Oh, it was an exquisite pang of mortification to feel that there had been needed but a very little while—for what were three short years in the life of married love? nor was it even three short years, for, if General Ramsay spoke truly, my husband had been already married three or four months—I say it was exquisitely mortifying to my pride and to my love for my husband, to think how speedily and easily the memory of me had been turned out of his heart, leaving room for another to replace me, and that other my sister, whom I had loved so tenderly, that I would have laid down my life for her, even as I was sure she would have died for me.

But after a while, and when I was alone, other and higher and nobler thoughts prevailed. The words of Mrs. Lee began to weigh with me. I fell very silent, and for the rest of the day sat or moved here and there engrossed in thought. Mrs. Lee contrived to leave me alone. She could perceive in my face the conflict that was happening in my mind, and, having given me her opinion and her counsel, she acted wisely in letting me solve, as best I could, with the help of God, the awful and tremendous problem which my returning memory had brought with it.

When the night came I was still undecided. Mrs. Lee had written to the Bath papers during the afternoon, and nothing more had been done. Indeed, we had seen so little of each other throughout the day that, after our long discourse of the morning was ended, but a very little more had been said on the subject. She had counselled me; she had been perfectly conscious of the deep, and often the distracting, struggle in my mind, and now, I saw, she was resolved that, let the issue be what it might, it should be of my own contriving.

I bade her good-night at ten o’clock, our usual time of separating, and entering my bedroom, closed the door, and putting Alice Lee’s cross upon a chair, knelt before it and prayed for aid and enlightenment, for support and for strength; and I prayed that I might be taught to know what was best to be done. I arose with refreshed heart and calmed feelings, and, replacing the cross, I paced about the room, not with agitation, but because I was sleepless, and because the mere mechanical effort of walking seemed to help me to think.

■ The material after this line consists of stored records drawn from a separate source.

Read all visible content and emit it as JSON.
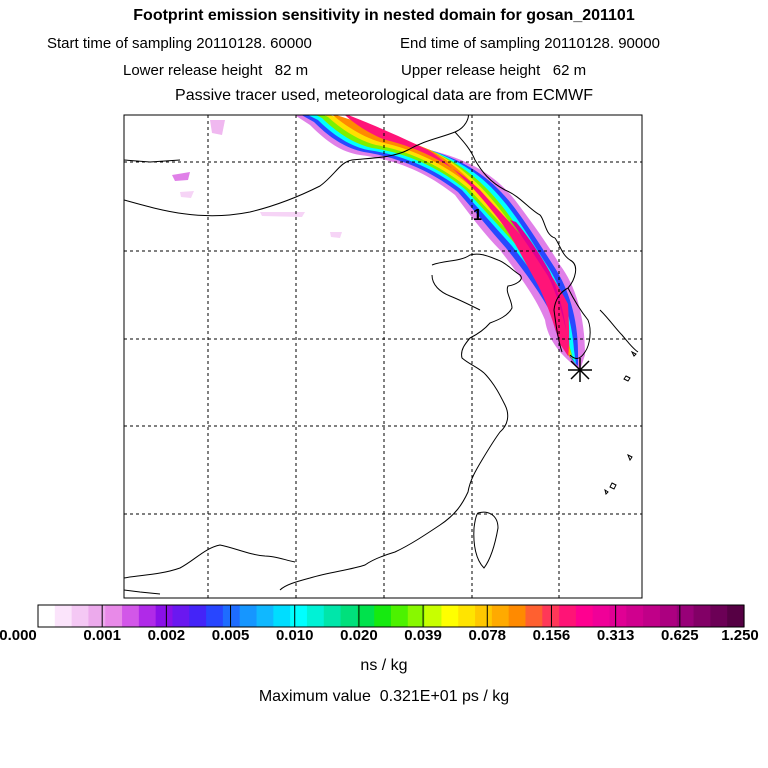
{
  "header": {
    "title": "Footprint emission sensitivity in nested domain for gosan_201101",
    "start_label": "Start time of sampling 20110128. 60000",
    "end_label": "End time of sampling 20110128. 90000",
    "lower_label": "Lower release height   82 m",
    "upper_label": "Upper release height   62 m",
    "note": "Passive tracer used, meteorological data are from ECMWF"
  },
  "map": {
    "marker_label": "1",
    "receptor_icon": "star-icon"
  },
  "colorbar": {
    "tick_labels": [
      "0.000",
      "0.001",
      "0.002",
      "0.005",
      "0.010",
      "0.020",
      "0.039",
      "0.078",
      "0.156",
      "0.313",
      "0.625",
      "1.250"
    ],
    "colors": [
      "#ffffff",
      "#fbe4fb",
      "#f4c8f4",
      "#ecaaec",
      "#e88ae8",
      "#d257e8",
      "#b02ae8",
      "#8a10e8",
      "#6a18f0",
      "#4424f8",
      "#2846ff",
      "#1e6cff",
      "#1696ff",
      "#10b8ff",
      "#00ddff",
      "#00ffff",
      "#00f2d6",
      "#00e6aa",
      "#00e07c",
      "#00e24c",
      "#16ea10",
      "#4cf200",
      "#88f800",
      "#c8ff00",
      "#ffff00",
      "#ffe400",
      "#ffc800",
      "#ffaa00",
      "#ff8a00",
      "#ff6030",
      "#ff3858",
      "#ff1476",
      "#ff0090",
      "#f00098",
      "#e00094",
      "#d0008e",
      "#c00088",
      "#ac0080",
      "#980078",
      "#820066",
      "#6c0056",
      "#560044"
    ],
    "unit": "ns / kg",
    "max_label": "Maximum value  0.321E+01 ps / kg"
  }
}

But I had made up my mind. I had said to myself: my husband and my sister believe me dead, and I must remain dead to them, for if I return to my home and proclaim that I am alive, what is to become of my sister, who is now a wife, but who will not then be a wife? What is to become of her? A dreadful sacrifice is involved, and I must be the victim. Were Alice Lee to descend from heaven and speak to me, what would be her bidding? That my sister must remain a wife, yea, though my heart broke in securing her in that title.

I love my husband; I love my sister. The great sacrifice, I said to myself, that I feel is demanded of me will prove my love. But my children! I cannot possess them without discovering myself. I must surrender them to my sister, who I know loves them with the love of their mother ... but here I stopped dead in my pacing the room and wept, but without agitation, without passion, for my prayer was brooding dove-like over my spirit, and though I wept I was calm.

I could say no more to you, no, not if I were to write down every thought that had visited me throughout the day and in the silent watches of the night. They supposed me dead, they had wept for me—oh, well did my heart know how they had mourned for me! and a mother being wanted for my little ones, who, of all the countless women in this land, could so fitly take my place as my sister?

But my children.... But my children? and I pressed my hand to my heart....

In the morning when Mrs. Lee entered the parlour she found me standing at the window. She kissed me and then looked me in the face. She would know by my eyes that I had slept but little, she would also see that I had wept much, and she would gather from my face that I had formed a resolution. She listened in silence while I unfolded that resolution to her.

‘You must not dream of banishing yourself from your home for ever,’ said she.